President Obama speaks Feb. 5 in the briefing room of the White House in Washington, D.C. Obama urged the Congress to take action to avoid sequester cuts with a short-term budget fix. (Brendan Smialowski / AFP)
Federal agencies may start telling their employees as early as Tuesday about the cost-cutting steps — which could include furloughs — they are preparing to take if the steep budget cuts known as sequestration take effect.
Obama administration officials told federal union leaders on Monday that the Office of Management and Budget was issuing instructions to agencies on how to inform employees about their sequestration plans.
Those contingency plans could include personnel actions, such as furloughs, as well as reviews of contracts and grants for potential savings, said National Treasury Employees Union National President Colleen Kelley in a statement to Federal Times.
Federal Times obtained a draft memo from the Interior Department that said it will cut travel, training, facilities, supplies, and other operational and administrative costs to save money.
“We will use any and all flexibilities we have to protect our core operations and mission,” the draft memo said. “However, our ability to do so will be limited by the rigid nature of the cuts imposed by Congress.”
Kelley said agencies’ communications will not be official furlough notices. But the administration is reminding agencies that they must give employees appropriate notice before issuing furloughs or taking other personnel actions.
In the draft memo, Interior pledged to give at least 30 days’ notice before furloughing employees.
Office of Personnel Management Director John Berry and OMB Controller Danny Werfel reportedly told union leaders that agencies are expected to discuss sequestration plans with their unions and include unions in their plans to communicate with employees.
But the American Federation of Government Employees blasted OMB for not ordering specific cuts to contract spending, such as freezing new service contracts, contract options, or approval of contract modifications.
“OMB has served up a buffet of cuts for agencies to make to the federal workforce,” AFGE National President J. David Cox said. “With respect to civilian workers, it seems that everything is on the table: Hiring freezes, furloughs, terminating temporary or term employees and encouraging our most seasoned workers to separate or retire. Yet OMB still hasn’t given agencies any useful or explicit guidance for reducing spending on service contracts.”
Sequestration, which is scheduled to take effect March 1, would likely result in massive furloughs throughout the government through the rest of fiscal 2013.
In its draft memo to employees, the Interior Department said: “Should these cuts occur, they would be harmful not only to our agency, but to critical domestic and defense priorities across the government and across the country. However, given that less than one month remains until these cuts would take effect and given that the delay enacted by Congress would give us less time in which to make the required cuts, our senior leadership team is engaged in extensive planning efforts to determine how we would deal with sequestration.”

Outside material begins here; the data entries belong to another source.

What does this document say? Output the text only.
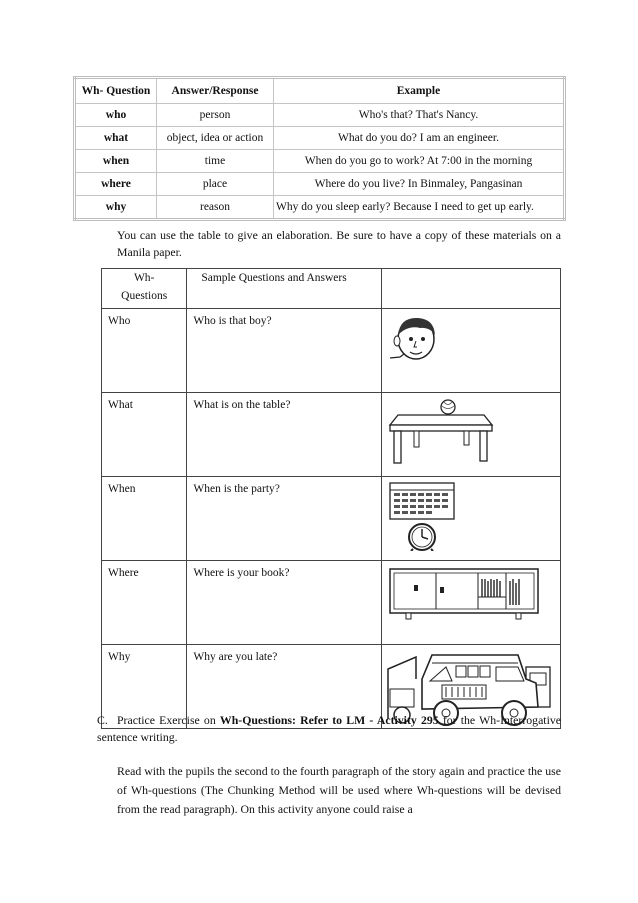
Wh- Question	Answer/Response	Example
who	person	Who's that? That's Nancy.
what	object, idea or action	What do you do? I am an engineer.
when	time	When do you go to work? At 7:00 in the morning
where	place	Where do you live? In Binmaley, Pangasinan
why	reason	Why do you sleep early? Because I need to get up early.
You can use the table to give an elaboration. Be sure to have a copy of these materials on a Manila paper.
Wh-
Questions	Sample Questions and Answers	
Who	Who is that boy?	

What	What is on the table?	

When	When is the party?	

Where	Where is your book?	

Why	Why are you late?	
C. Practice Exercise on Wh-Questions: Refer to LM - Activity 295 for the Wh-Interrogative sentence writing.
Read with the pupils the second to the fourth paragraph of the story again and practice the use of Wh-questions (The Chunking Method will be used where Wh-questions will be devised from the read paragraph). On this activity anyone could raise a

Kelley said NTEU has asked its agencies, such as the Internal Revenue Service and Customs and Border Protection, to start talking about what sequestration might mean, but does not yet have any details.
NTEU said that federal employees have already contributed $103 billion to pension reduction over a decade through the ongoing pay scale freeze and higher pension contributions, and hopes that agencies will first cut from government contracts and other areas before furloughing employees.
“Sequestration could have devastating financial consequences for the very people our country relies on,” Kelley said. Sequestration’s cuts “will result in serious harm to taxpayers who rely on the services provided by federal employees and agencies. The indiscriminate cuts will impact the ability of federal agencies to secure the borders, protect the food supply, test new drugs and medical devices, deliver school lunches, and collect the revenue needed to operate the government and address the deficit.”
President Obama on Tuesday called on Congress to delay the sequester for a few months if lawmakers cannot agree on a way to permanently avert it. Obama said his proposed mix of increased tax revenues and spending cuts from last year is still on the table, and said a “balanced approach” is necessary to fix the deficit.
“If Congress cannot act immediately on a bigger package ... by the time the sequester is [scheduled to] take effect, I believe they should pass a smaller package of cuts and tax reforms to delay by a few more months the sequester,” Obama said.
“There is no reason” that Americans who work in fields such as national security or education should suffer because Washington cannot agree on the components of a sequester-avoidance bill, Obama said. “Congress is already working on a budget to avoid the sequester, and we should give them more time.”
But congressional Republicans quickly slammed Obama’s demand for further additional revenues.
And William Dougan, national president of the National Federation of Federal Employees, said federal employees’ patience is running thin with the looming threat of sequestration.
“Kicking the can down the road may be a good option for elected officials, but it does nothing to relieve the pressure on federal workers living in fear of a furlough notice landing on their desk,” Dougan said.
John T. Bennett contributed to this report.